The final clip is created with mencoder.  See here for detail on how to set this up

       

ls *.jpg > list.txt
mencoder -nosound -ovc lavc -lavcopts vcodec=mpeg4:aspect=16/9:vbitrate=8000000 -vf scale=1920:1080 -o timelapse.avi -mf type=jpeg:fps=20 mf://@list.txt     
 

Attempt 1
My first attempt was okay, but suffered from reflection of the Pi's camera light.  this can be turned off by following these instructions.  This is also captured every 30 seconds, which I felt was a bit too speedy once combined at 25fps

Attempt 2
This clip was created on the following day, with the wind in a more 'atmospheric' direction relative to the window.  I soon discovered that I was limited in the length of video clip I could create by the space on the Pi's SD card.  My solution was to create a share on the Ubuntu machine, mount it on the Pi set the output destination for raspistill to save there, rather than the Pi's SD card.
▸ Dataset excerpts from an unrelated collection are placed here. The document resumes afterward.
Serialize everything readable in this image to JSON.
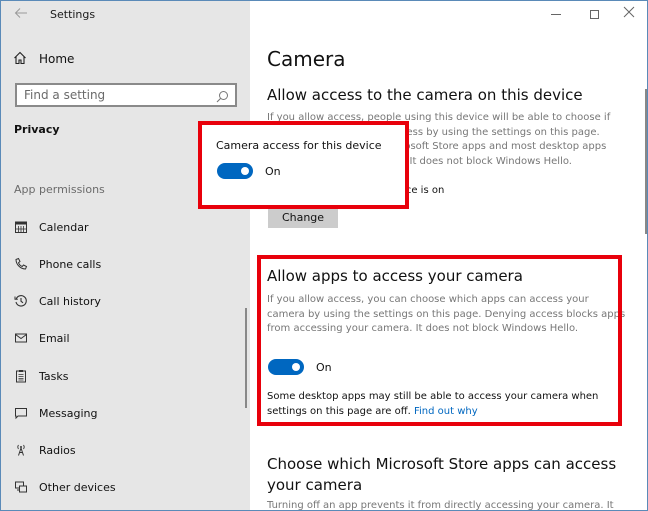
{
  "window": {
    "title": "Settings",
    "controls": {
      "minimize": "minimize",
      "maximize": "maximize",
      "close": "close"
    }
  },
  "sidebar": {
    "home_label": "Home",
    "search_placeholder": "Find a setting",
    "section_title": "Privacy",
    "group_title": "App permissions",
    "items": [
      {
        "label": "Calendar",
        "icon": "calendar-icon"
      },
      {
        "label": "Phone calls",
        "icon": "phone-icon"
      },
      {
        "label": "Call history",
        "icon": "history-icon"
      },
      {
        "label": "Email",
        "icon": "mail-icon"
      },
      {
        "label": "Tasks",
        "icon": "clipboard-icon"
      },
      {
        "label": "Messaging",
        "icon": "chat-icon"
      },
      {
        "label": "Radios",
        "icon": "radio-tower-icon"
      },
      {
        "label": "Other devices",
        "icon": "devices-icon"
      }
    ]
  },
  "main": {
    "page_title": "Camera",
    "device_section": {
      "heading": "Allow access to the camera on this device",
      "description": "If you allow access, people using this device will be able to choose if their apps have camera access by using the settings on this page. Denying access blocks Microsoft Store apps and most desktop apps from accessing the camera. It does not block Windows Hello.",
      "status": "Camera access for this device is on",
      "change_label": "Change"
    },
    "apps_section": {
      "heading": "Allow apps to access your camera",
      "description": "If you allow access, you can choose which apps can access your camera by using the settings on this page. Denying access blocks apps from accessing your camera. It does not block Windows Hello.",
      "toggle_state": "On",
      "toggle_on": true,
      "note": "Some desktop apps may still be able to access your camera when settings on this page are off.",
      "link": "Find out why"
    },
    "store_section": {
      "heading": "Choose which Microsoft Store apps can access your camera",
      "description": "Turning off an app prevents it from directly accessing your camera. It"
    }
  },
  "popup": {
    "label": "Camera access for this device",
    "toggle_state": "On",
    "toggle_on": true
  },
  "colors": {
    "accent": "#0067c0",
    "highlight": "#e8000b",
    "sidebar_bg": "#e6e6e6"
  }
}
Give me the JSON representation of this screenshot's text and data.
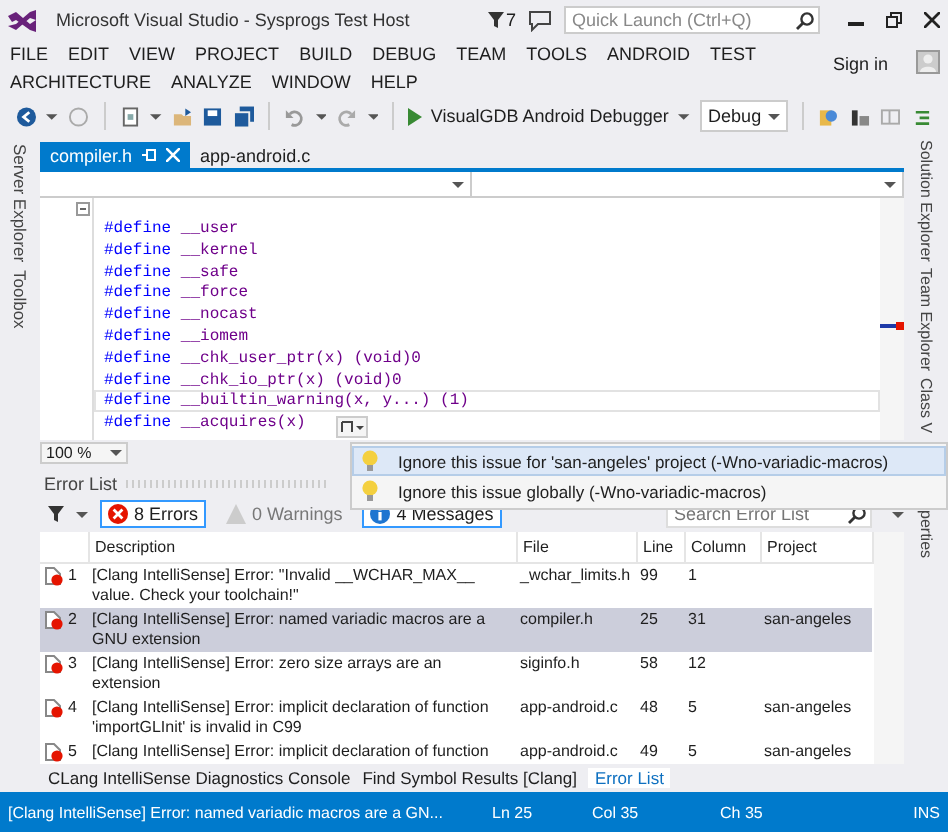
{
  "window": {
    "title": "Microsoft Visual Studio - Sysprogs Test Host",
    "notifications": "7",
    "quick_launch": {
      "placeholder": "Quick Launch (Ctrl+Q)"
    }
  },
  "menu": {
    "items": [
      "FILE",
      "EDIT",
      "VIEW",
      "PROJECT",
      "BUILD",
      "DEBUG",
      "TEAM",
      "TOOLS",
      "ANDROID",
      "TEST",
      "ARCHITECTURE",
      "ANALYZE",
      "WINDOW",
      "HELP"
    ],
    "sign_in": "Sign in"
  },
  "toolbar": {
    "debugger": "VisualGDB Android Debugger",
    "configuration": "Debug"
  },
  "left_dock": [
    "Server Explorer",
    "Toolbox"
  ],
  "right_dock": [
    "Solution Explorer",
    "Team Explorer",
    "Class V",
    "perties"
  ],
  "editor": {
    "tabs": [
      {
        "label": "compiler.h",
        "selected": true
      },
      {
        "label": "app-android.c",
        "selected": false
      }
    ],
    "lines": [
      {
        "text": "#define __user",
        "current": false
      },
      {
        "text": "#define __kernel",
        "current": false
      },
      {
        "text": "#define __safe",
        "current": false
      },
      {
        "text": "#define __force",
        "current": false
      },
      {
        "text": "#define __nocast",
        "current": false
      },
      {
        "text": "#define __iomem",
        "current": false
      },
      {
        "text": "#define __chk_user_ptr(x) (void)0",
        "current": false
      },
      {
        "text": "#define __chk_io_ptr(x) (void)0",
        "current": false
      },
      {
        "text": "#define __builtin_warning(x, y...) (1)",
        "current": true
      },
      {
        "text": "#define __acquires(x)",
        "current": false
      }
    ],
    "zoom": "100 %"
  },
  "quick_actions": [
    {
      "label": "Ignore this issue for 'san-angeles' project (-Wno-variadic-macros)",
      "selected": true
    },
    {
      "label": "Ignore this issue globally (-Wno-variadic-macros)",
      "selected": false
    }
  ],
  "error_list": {
    "title": "Error List",
    "filters": [
      {
        "kind": "errors",
        "label": "8 Errors",
        "selected": true
      },
      {
        "kind": "warnings",
        "label": "0 Warnings",
        "selected": false
      },
      {
        "kind": "messages",
        "label": "4 Messages",
        "selected": true
      }
    ],
    "search": {
      "placeholder": "Search Error List"
    },
    "columns": [
      "Description",
      "File",
      "Line",
      "Column",
      "Project"
    ],
    "rows": [
      {
        "number": "1",
        "description": "[Clang IntelliSense] Error: \"Invalid __WCHAR_MAX__ value. Check your toolchain!\"",
        "file": "_wchar_limits.h",
        "line": "99",
        "column": "1",
        "project": "",
        "selected": false
      },
      {
        "number": "2",
        "description": "[Clang IntelliSense] Error: named variadic macros are a GNU extension",
        "file": "compiler.h",
        "line": "25",
        "column": "31",
        "project": "san-angeles",
        "selected": true
      },
      {
        "number": "3",
        "description": "[Clang IntelliSense] Error: zero size arrays are an extension",
        "file": "siginfo.h",
        "line": "58",
        "column": "12",
        "project": "",
        "selected": false
      },
      {
        "number": "4",
        "description": "[Clang IntelliSense] Error: implicit declaration of function 'importGLInit' is invalid in C99",
        "file": "app-android.c",
        "line": "48",
        "column": "5",
        "project": "san-angeles",
        "selected": false
      },
      {
        "number": "5",
        "description": "[Clang IntelliSense] Error: implicit declaration of function",
        "file": "app-android.c",
        "line": "49",
        "column": "5",
        "project": "san-angeles",
        "selected": false
      }
    ]
  },
  "bottom_tabs": [
    {
      "label": "CLang IntelliSense Diagnostics Console",
      "selected": false
    },
    {
      "label": "Find Symbol Results [Clang]",
      "selected": false
    },
    {
      "label": "Error List",
      "selected": true
    }
  ],
  "status_bar": {
    "message": "[Clang IntelliSense] Error: named variadic macros are a GN...",
    "line": "Ln 25",
    "column": "Col 35",
    "char": "Ch 35",
    "mode": "INS"
  }
}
With this approach I was able to leave it running for approx 8hrs, over which time it generated 14Gb image files.  Using mencoder, this converted into a 250Mb avi file, and encoded at 25 fps created a video of 3:30 minutes long, and I'm quite pleased with it.  It could be improved with some background music... maybe The Orb's Little Fluffy Clouds?  Best viewed full screen in HD.



I opted in this one for a 5 second time interval.  There's a handy guide here which gives some suggestions as to appropriate intervals based on what you want to timelapse.  The astute among you will notice that there is a skip in the middle of this, which is where my laptop decided for 15 mins or so to drop off the network.  the problem with defining the output of raspistill to a network share is if it stops sharing for some reason the capture will fail.

A more elegant solution would be to capture directly to the SD card as a buffer and periodically move to external HD/network share.  I also noticed that the output jpg didn't make it across sometimes where raspistll would complain of dropped frames.

I particularly like the end where there's a brief flash of red as the sun sets off camera.  Quite pleased with the end result.